Он все еще находился в гипнотическом сне, и я разбудил его. Медиум потянулся к шее, увидел кровь, но, как и ожидалось, не помнил, что произошло. Мы рассказали ему о необычном сеансе, во время которого он боролся с астральной сущностью. Достигнув желаемого, мы были очень ему обязаны.
После этого я его не видел. Неделю спустя он умер от заражения крови.
С этого вечера началась вторая стадия исследования. Огромная пиявка — элементаль — не только шумела или заставляла столы танцевать. Тварь перестала быть тенью, но, по моему твердому убеждению, все еще относилась к миру сумерек. Она исчезла, стоило включить свет. Сражаясь с элементалем, медиум мог ранить себя сам. Я мог схватиться за рукав Луиса, а он — за мой. Но сколько бы я ни размышлял о нашем сеансе, от прежней уверенности не осталось и следа.
Изучая функции головного мозга и гипноз, следовало бы уделить повышенное внимание этому невероятному явлению, но у меня была практика. Вскоре я заметил, что, даже собирая волю в кулак, думаю лишь о своих пациентах, и отказался участвовать в сеансах Луиса. Была и другая причина. За несколько месяцев до смерти он буквально погряз в пороках. Я не ханжа, не пуританин и не фарисей, но для него не осталось ничего святого. Луиса выгнали из клуба за шулерство, и он рассказал мне об этом с видимым удовольствием. Он сделался жестоким и замучил своего кота до смерти. Мой друг превратился в чудовище. Я проходил мимо его дома, содрогаясь от ужаса, и сознавал лишь одно: неизвестно, что за дьявол следит за мной из окна.

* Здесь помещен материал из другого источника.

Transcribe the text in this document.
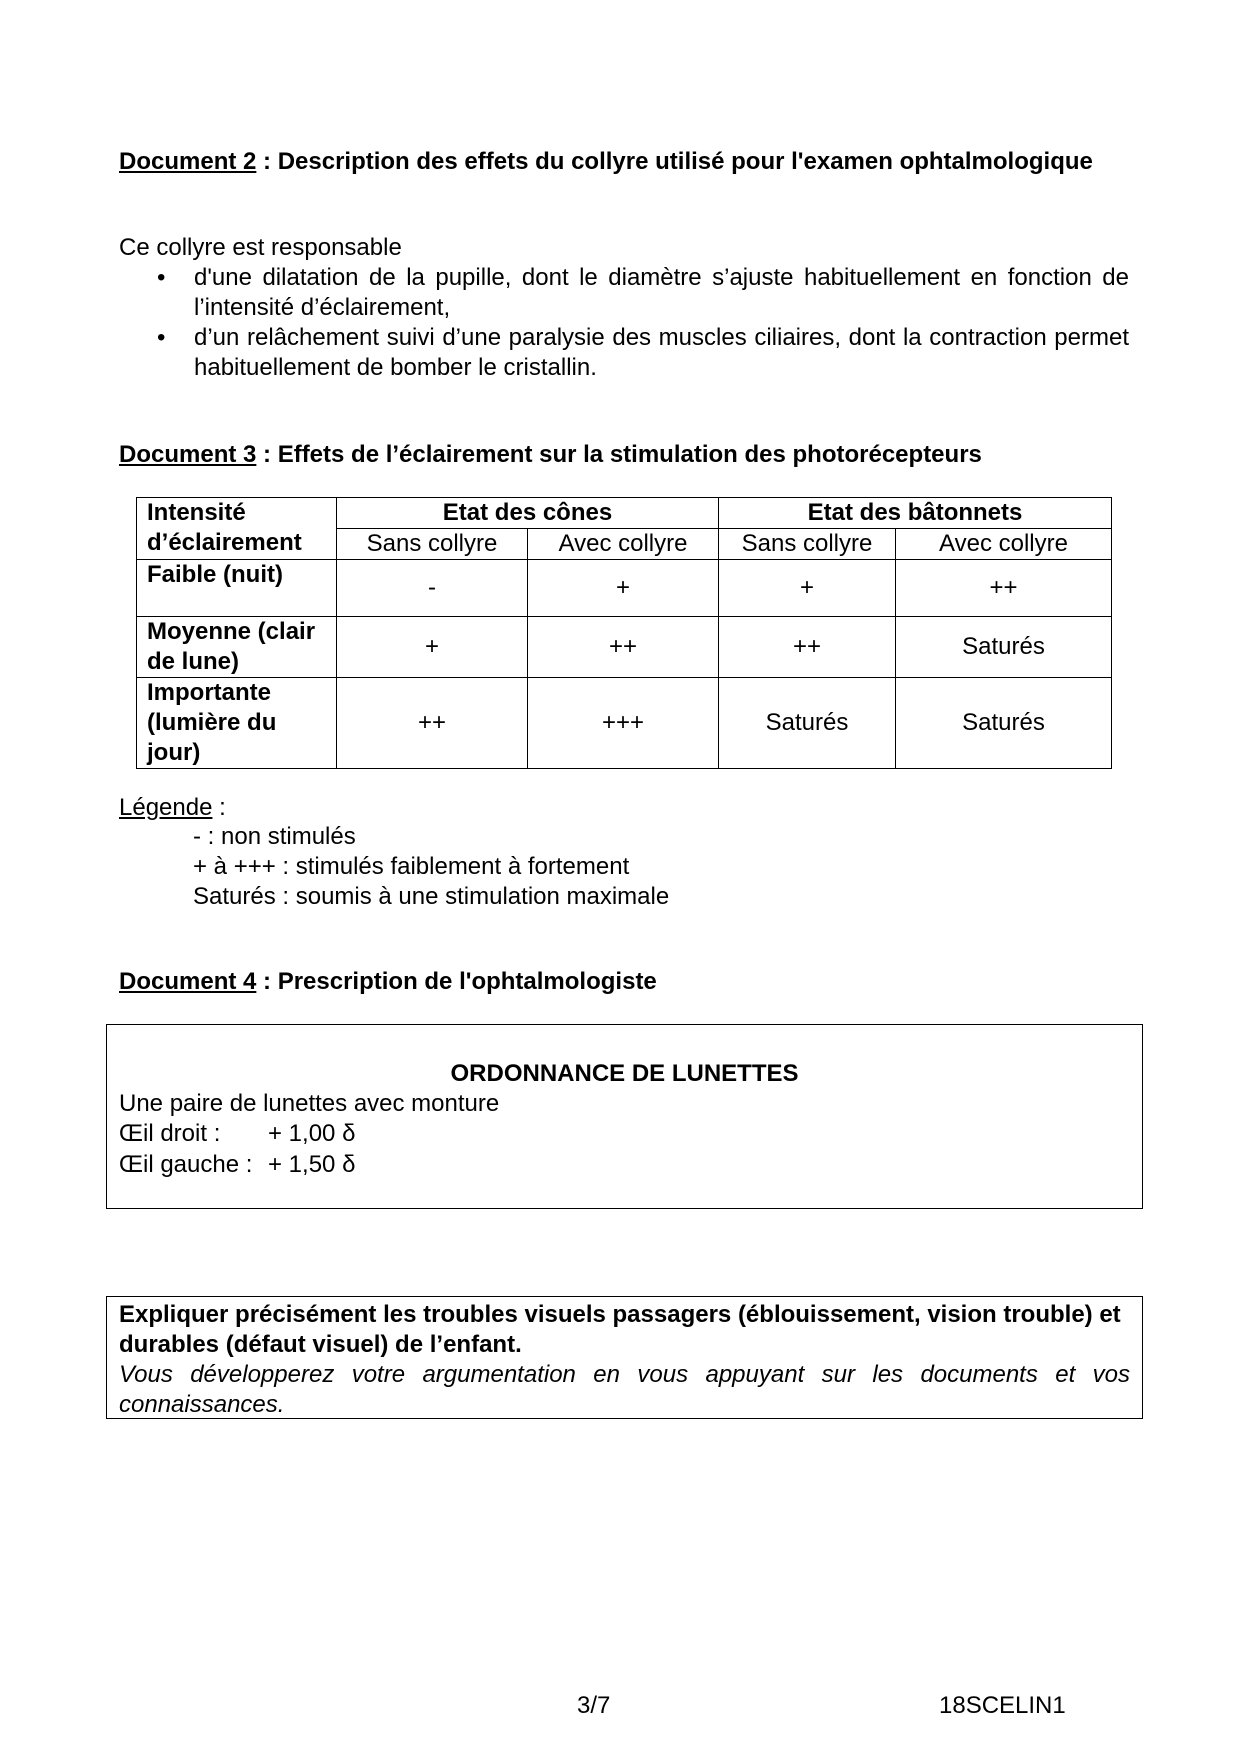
Document 2 : Description des effets du collyre utilisé pour l'examen ophtalmologique
Ce collyre est responsable
• d'une dilatation de la pupille, dont le diamètre s’ajuste habituellement en fonction de l’intensité d’éclairement,
• d’un relâchement suivi d’une paralysie des muscles ciliaires, dont la contraction permet habituellement de bomber le cristallin.
Document 3 : Effets de l’éclairement sur la stimulation des photorécepteurs
Intensité d’éclairement	Etat des cônes		Etat des bâtonnets	
	Sans collyre	Avec collyre	Sans collyre	Avec collyre
Faible (nuit)	-	+	+	++
Moyenne (clair de lune)	+	++	++	Saturés
Importante (lumière du jour)	++	+++	Saturés	Saturés
Légende :
- : non stimulés
+ à +++ : stimulés faiblement à fortement
Saturés : soumis à une stimulation maximale
Document 4 : Prescription de l'ophtalmologiste
ORDONNANCE DE LUNETTES
Une paire de lunettes avec monture
Œil droit : + 1,00 δ
Œil gauche : + 1,50 δ
Expliquer précisément les troubles visuels passagers (éblouissement, vision trouble) et durables (défaut visuel) de l’enfant.
Vous développerez votre argumentation en vous appuyant sur les documents et vos connaissances.
3/7	18SCELIN1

Неделю назад меня разбудил дикий крик. Казалось, он длился вечность, вздымаясь и опадая жуткой волной. Кричали где-то поблизости. В одной пижаме я выбежал на улицу. Полицейский, совершавший обход, тоже его слышал. Нечеловеческие звуки доносились из открытого окна, из дома Луиса. Вместе мы выбили дверь. Вы знаете, что ожидало нас внутри. Крик оборвался всего секунду назад, а жизнь уже покинула моего друга. Его горло было разорвано, обе яремные вены вскрыты.
В предрассветный сумрачный час я вернулся домой. Что-то мягкое и склизкое бросилось мне под ноги, едва я шагнул за порог. На этот раз дело было не в воображении Луиса. С тех пор я вижу огоньки каждый вечер. Стук будит меня среди ночи, а в темных углах моей комнаты таится нечто более осязаемое, чем тень.
Я ушел от доктора Эзетона, а через час на тихой улице вновь раздались крики ужаса и агонии. Как и его друг, он был уже мертв, когда открыли дверь.